Americans narrowly tend to think the decline of religious affiliation is not a bad thing and most oppose the involvement of organized religion in politics
A recent study from the Pew Research Center shows that Americans without a religious affiliation have overtaken Catholics to become the second largest religious group in the country. 23% of Americans now say that they are religiously unaffiliated, up from 16% in 2007. Evangelical Christians are still the largest group, though their numbers have dropped slightly from 26% to 25% of the population.
YouGov's latest research shows that Americans who think that the decline in religious affiliation is a bad thing (41%) are narrowly outnumbered by the 48% of Americans who think that this is neither good nor bad (31%) or even a good thing (17%). There is a clear political divide in responses to this, however, as Republicans (68%) are three times more likely than Democrats (23%) to think that declining religious affiliation is a bad thing.

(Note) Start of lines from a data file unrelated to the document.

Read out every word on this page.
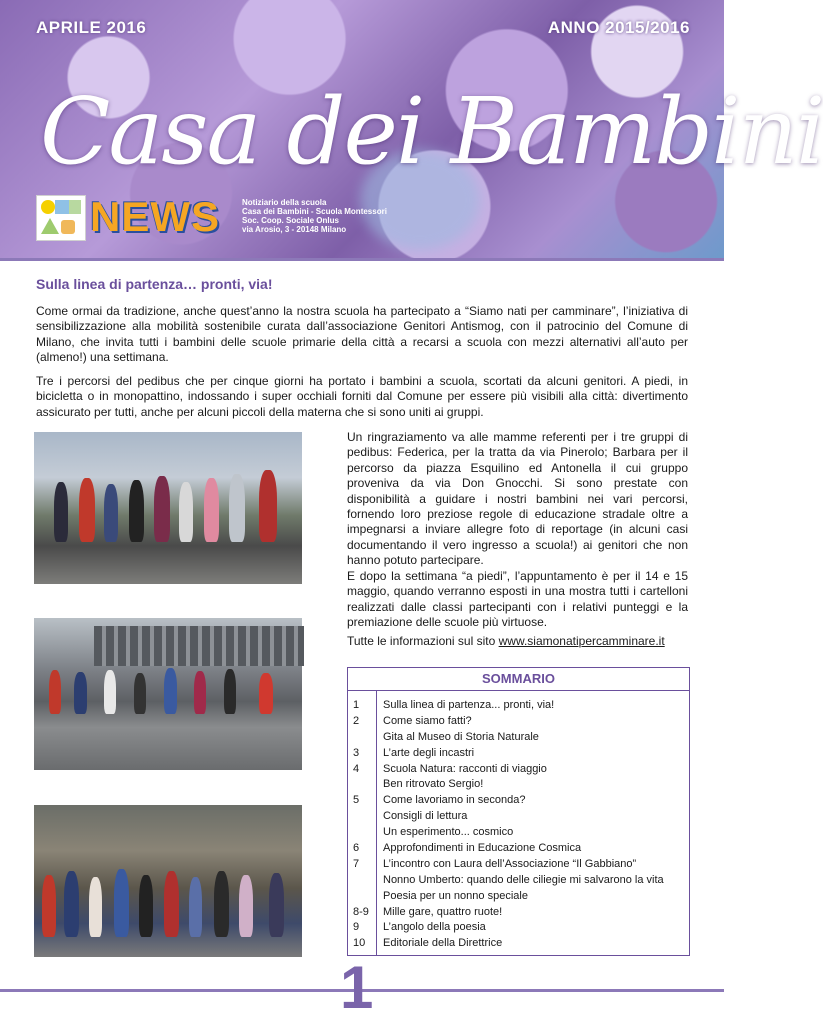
APRILE 2016	ANNO 2015/2016
Casa dei Bambini
NEWS	Notiziario della scuola
Casa dei Bambini - Scuola Montessori
Soc. Coop. Sociale Onlus
via Arosio, 3 - 20148 Milano
Sulla linea di partenza… pronti, via!

Come ormai da tradizione, anche quest’anno la nostra scuola ha partecipato a “Siamo nati per camminare”, l’iniziativa di sensibilizzazione alla mobilità sostenibile curata dall’associazione Genitori Antismog, con il patrocinio del Comune di Milano, che invita tutti i bambini delle scuole primarie della città a recarsi a scuola con mezzi alternativi all’auto per (almeno!) una settimana.

Tre i percorsi del pedibus che per cinque giorni ha portato i bambini a scuola, scortati da alcuni genitori. A piedi, in bicicletta o in monopattino, indossando i super occhiali forniti dal Comune per essere più visibili alla città: divertimento assicurato per tutti, anche per alcuni piccoli della materna che si sono uniti ai gruppi.

Un ringraziamento va alle mamme referenti per i tre gruppi di pedibus: Federica, per la tratta da via Pinerolo; Barbara per il percorso da piazza Esquilino ed Antonella il cui gruppo proveniva da via Don Gnocchi. Si sono prestate con disponibilità a guidare i nostri bambini nei vari percorsi, fornendo loro preziose regole di educazione stradale oltre a impegnarsi a inviare allegre foto di reportage (in alcuni casi documentando il vero ingresso a scuola!) ai genitori che non hanno potuto partecipare.

E dopo la settimana “a piedi”, l’appuntamento è per il 14 e 15 maggio, quando verranno esposti in una mostra tutti i cartelloni realizzati dalle classi partecipanti con i relativi punteggi e la premiazione delle scuole più virtuose.

Tutte le informazioni sul sito www.siamonatipercamminare.it

SOMMARIO
1 Sulla linea di partenza... pronti, via!
2 Come siamo fatti?
Gita al Museo di Storia Naturale
3 L’arte degli incastri
4 Scuola Natura: racconti di viaggio
Ben ritrovato Sergio!
5 Come lavoriamo in seconda?
Consigli di lettura
Un esperimento... cosmico
6 Approfondimenti in Educazione Cosmica
7 L’incontro con Laura dell’Associazione “Il Gabbiano”
Nonno Umberto: quando delle ciliegie mi salvarono la vita
Poesia per un nonno speciale
8-9 Mille gare, quattro ruote!
9 L’angolo della poesia
10 Editoriale della Direttrice
1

Democrats (23%) are also three times more likely than Republicans (7%) to view the trend positively.
Protestants (59%) are also more likely than Catholics (44%) to regard the decline in religious observance as a bad thing. Among atheists and agnostics 62% say that this decline is a good thing.
When forced to choose, a small majority of Americans (54%) also say that 'organized religious groups of all kinds should stay out of politics', while 46% disagree and say that 'it is important for organized religious groups to stand up for their belief in politics'. Younger Americans are more likely than older ones to oppose the involvement of organized religion in politics, and over-65s are the only group (52% to 48%) which tends to support the involvement of organized religion in politics.
'God Bless America'
Most Americans do agree on one thing, however: that God has uniquely blessed the United States. 57% think that God has uniquely blessed the country while 32% disagree. Only the youngest Americans, those aged between 18 and 29, are more likely to say that America has not been uniquely blessed (46%) than has been uniquely blessed (42%). A majority of every age group aged 30 and over agrees that America has been uniquely blessed.
While Democrats (49% to 38%) as well as Republicans (78% to 13%) tend to think that America is uniquely blessed by God, one other group besides under-30s doubt that providence shines particularly brightly on the United States – people living in Northeast, only 38% of whom believe that America is uniquely blessed and 47% of whom say that it is not.